Discrimination for Filing of Workers' Compensation Claim
Plaintiff's only evidence of discrimination by Defendant for Plaintiff's filing of a workers' compensation claim is the fact that he was terminated one month after filing the claim. Even if this Court were to accept that as sufficient evidence to constitute a prima facie case of discrimination, Defendant has articulated the same nondiscriminatory reason for the termination as it did in response to Plaintiff's claim of age and sex discrimination: Defendant's need to cut costs. Plaintiff has presented no evidence to refute this reason as pretextual, and therefore this claim fails as well.
Remaining Claims
Plaintiff claims in Count V that Commercial Union breached an implied covenant of good faith and fair dealing in discharging him.
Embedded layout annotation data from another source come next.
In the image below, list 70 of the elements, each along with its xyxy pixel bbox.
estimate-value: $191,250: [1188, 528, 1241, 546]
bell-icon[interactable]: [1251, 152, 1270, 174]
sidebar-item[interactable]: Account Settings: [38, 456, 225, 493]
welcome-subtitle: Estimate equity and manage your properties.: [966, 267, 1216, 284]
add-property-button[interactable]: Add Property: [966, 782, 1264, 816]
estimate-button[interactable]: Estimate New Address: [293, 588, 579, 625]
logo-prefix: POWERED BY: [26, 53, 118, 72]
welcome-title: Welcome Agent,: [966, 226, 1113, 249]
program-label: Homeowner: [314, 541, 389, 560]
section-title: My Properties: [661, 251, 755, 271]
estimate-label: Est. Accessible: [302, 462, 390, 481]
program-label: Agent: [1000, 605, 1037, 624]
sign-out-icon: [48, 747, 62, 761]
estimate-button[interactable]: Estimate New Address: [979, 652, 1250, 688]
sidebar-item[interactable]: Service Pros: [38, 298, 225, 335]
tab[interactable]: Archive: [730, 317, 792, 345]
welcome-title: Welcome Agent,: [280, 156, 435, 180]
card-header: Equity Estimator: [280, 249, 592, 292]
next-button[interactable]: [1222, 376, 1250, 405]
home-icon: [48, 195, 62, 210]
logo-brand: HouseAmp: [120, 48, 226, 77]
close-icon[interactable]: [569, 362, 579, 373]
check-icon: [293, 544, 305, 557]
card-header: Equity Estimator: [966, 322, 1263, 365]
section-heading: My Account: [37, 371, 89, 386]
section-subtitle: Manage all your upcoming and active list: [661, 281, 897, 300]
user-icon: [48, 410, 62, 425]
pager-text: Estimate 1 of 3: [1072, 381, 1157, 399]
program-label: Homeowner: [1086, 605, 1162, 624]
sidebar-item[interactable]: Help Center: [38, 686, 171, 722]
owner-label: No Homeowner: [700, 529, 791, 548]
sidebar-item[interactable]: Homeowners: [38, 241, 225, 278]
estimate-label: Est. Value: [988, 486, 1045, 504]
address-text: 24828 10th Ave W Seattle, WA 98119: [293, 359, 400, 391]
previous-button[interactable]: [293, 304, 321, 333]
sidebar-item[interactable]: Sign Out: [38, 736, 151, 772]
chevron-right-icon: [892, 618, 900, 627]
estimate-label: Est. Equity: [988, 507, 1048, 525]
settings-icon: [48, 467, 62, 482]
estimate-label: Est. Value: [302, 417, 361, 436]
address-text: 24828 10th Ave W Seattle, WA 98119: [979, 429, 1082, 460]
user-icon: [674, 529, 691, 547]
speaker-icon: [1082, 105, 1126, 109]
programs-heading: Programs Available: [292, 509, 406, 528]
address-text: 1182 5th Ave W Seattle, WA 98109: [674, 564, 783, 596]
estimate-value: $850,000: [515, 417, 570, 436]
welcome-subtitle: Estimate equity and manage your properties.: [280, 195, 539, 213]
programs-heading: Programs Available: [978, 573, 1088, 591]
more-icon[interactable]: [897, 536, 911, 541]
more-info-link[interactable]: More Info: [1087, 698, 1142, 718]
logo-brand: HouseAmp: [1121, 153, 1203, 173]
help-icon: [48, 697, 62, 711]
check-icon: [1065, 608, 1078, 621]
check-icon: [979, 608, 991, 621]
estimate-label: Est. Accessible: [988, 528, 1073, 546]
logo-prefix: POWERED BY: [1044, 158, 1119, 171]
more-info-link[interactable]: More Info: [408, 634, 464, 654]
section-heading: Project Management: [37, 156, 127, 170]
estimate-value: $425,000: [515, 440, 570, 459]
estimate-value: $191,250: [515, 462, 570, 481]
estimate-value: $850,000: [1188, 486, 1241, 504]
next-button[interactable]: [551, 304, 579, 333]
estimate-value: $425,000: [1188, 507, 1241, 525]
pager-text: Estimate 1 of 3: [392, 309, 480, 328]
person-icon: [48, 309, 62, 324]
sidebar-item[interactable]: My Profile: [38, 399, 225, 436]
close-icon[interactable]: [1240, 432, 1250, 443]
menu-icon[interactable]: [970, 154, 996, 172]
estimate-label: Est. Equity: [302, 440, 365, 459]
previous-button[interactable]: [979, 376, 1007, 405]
This allegation fails to state a claim upon which relief can be granted, as Kentucky has no implied covenant of good faith and fair dealing with respect to employment rights. Wyant v. SCM Corp., 692 S.W.2d 814 (Ky.App. 1985); Webster v. Allstate Insurance Co., 689 F. Supp. 689, 692 (W.D. Ky. 1988). Plaintiff's claim for wrongful discharge fails as well. "Terminable at will employment in Kentucky may be ended at any time, with or without cause." Wyant, 692 S.W.2d at 816.
Finally, Plaintiff asserts that his termination violated public policy. In Plaintiff's response to Defendant's Motion for Summary Judgment, he admits that this is nothing more than a restatement of his claims for discrimination on the basis of age, sex, and his workers' compensation claim. While Plaintiff is correct in his assertion that he is permitted to plead alternative causes of action, he is not permitted to restate the same cause of action multiple times. As this Court has already determined that these claims fail, Plaintiff's claim that his termination violated public policy likewise fails.
CONCLUSION
Defendant's Motion for Summary Judgment will be GRANTED as Plaintiff has not shown the existence of any disputed material fact. All claims against Defendant will be DISMISSED with prejudice.
ORDER
For the reasons set forth in the memorandum opinion entered this date and the court being otherwise sufficiently advised, IT IS HEREBY ORDERED AND ADJUDGED that the Motion of the Defendant for Summary Judgment is GRANTED. This action is DISMISSED with prejudice with regard to all claims against Defendant.